Несмотря на то, что моё сердце сжалось в груди от тупой боли, я всё равно чувствовала себя намного лучше, чем в последнее время. У меня появились силы, потому что навь больше не давила на меня, на моё человеческое тело, и я была дома.
Ко мне на руки прыгнул Кинли, он пищал, как мне показалось, радостно, и ластился, зарываясь мордочкой в платье на моей груди, вытирая нос, испачканный пеплом о грубую ткань. Большинство цмоков были уже здесь, совершили переход, как и Гай с Живой, и мы стали поспешно покидать эту комнату и сам дом.
Идущий рядом в доспехах Алексей говорил о том, что в жилище Дианы ещё полно свежей энергии волколаков. Конечно, Ягиня пропускала их в навь и обратно. Вряд ли у неё была сила, чтобы им помешать. А может быть, не было и стимула или желания открыто противостоять; ничего, кроме страха перед Яном, перед которым она, впрочем, всегда могла оправдаться тем, что волков больше и они сильнее её, благодаря чему выйти сухой из воды.
Мы оставляли её обитель, улетая, уносясь, не имея времени на промедление, устремляясь к моему дому, к месту, в котором всё началось.
Когда мы прибыли на ферму, когда приземлились на пустыре, который раньше открывал вид на вольеры, где содержались мои драконы — вольеры, которые теперь сгорели — я замерла и пусто уставилась на истлевшие обломки, застыв во времени.

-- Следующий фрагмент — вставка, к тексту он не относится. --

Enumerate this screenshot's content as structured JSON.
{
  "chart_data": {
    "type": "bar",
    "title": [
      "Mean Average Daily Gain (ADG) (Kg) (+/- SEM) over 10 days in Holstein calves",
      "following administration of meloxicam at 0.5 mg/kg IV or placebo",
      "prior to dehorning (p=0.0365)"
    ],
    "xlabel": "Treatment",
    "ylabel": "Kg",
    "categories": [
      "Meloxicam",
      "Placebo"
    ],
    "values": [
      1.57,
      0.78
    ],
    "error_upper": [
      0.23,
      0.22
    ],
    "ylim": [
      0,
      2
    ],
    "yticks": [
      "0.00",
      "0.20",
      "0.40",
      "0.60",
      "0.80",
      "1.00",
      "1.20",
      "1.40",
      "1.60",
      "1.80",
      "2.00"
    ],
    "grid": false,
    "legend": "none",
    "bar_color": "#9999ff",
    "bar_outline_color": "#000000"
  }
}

Здесь погибли мои родители. Здесь маму утаскивала тень с горящими красными глазами, рассекая напополам, растерзывая в клочья её хрупкое тело. Здесь папа смотрел на меня пустым взглядом, засыпая вечным сном в луже крови, здесь тётя и дядя, здесь мои девочки, малышки-сёстры лишились своих невинных жизней, пав жертвами.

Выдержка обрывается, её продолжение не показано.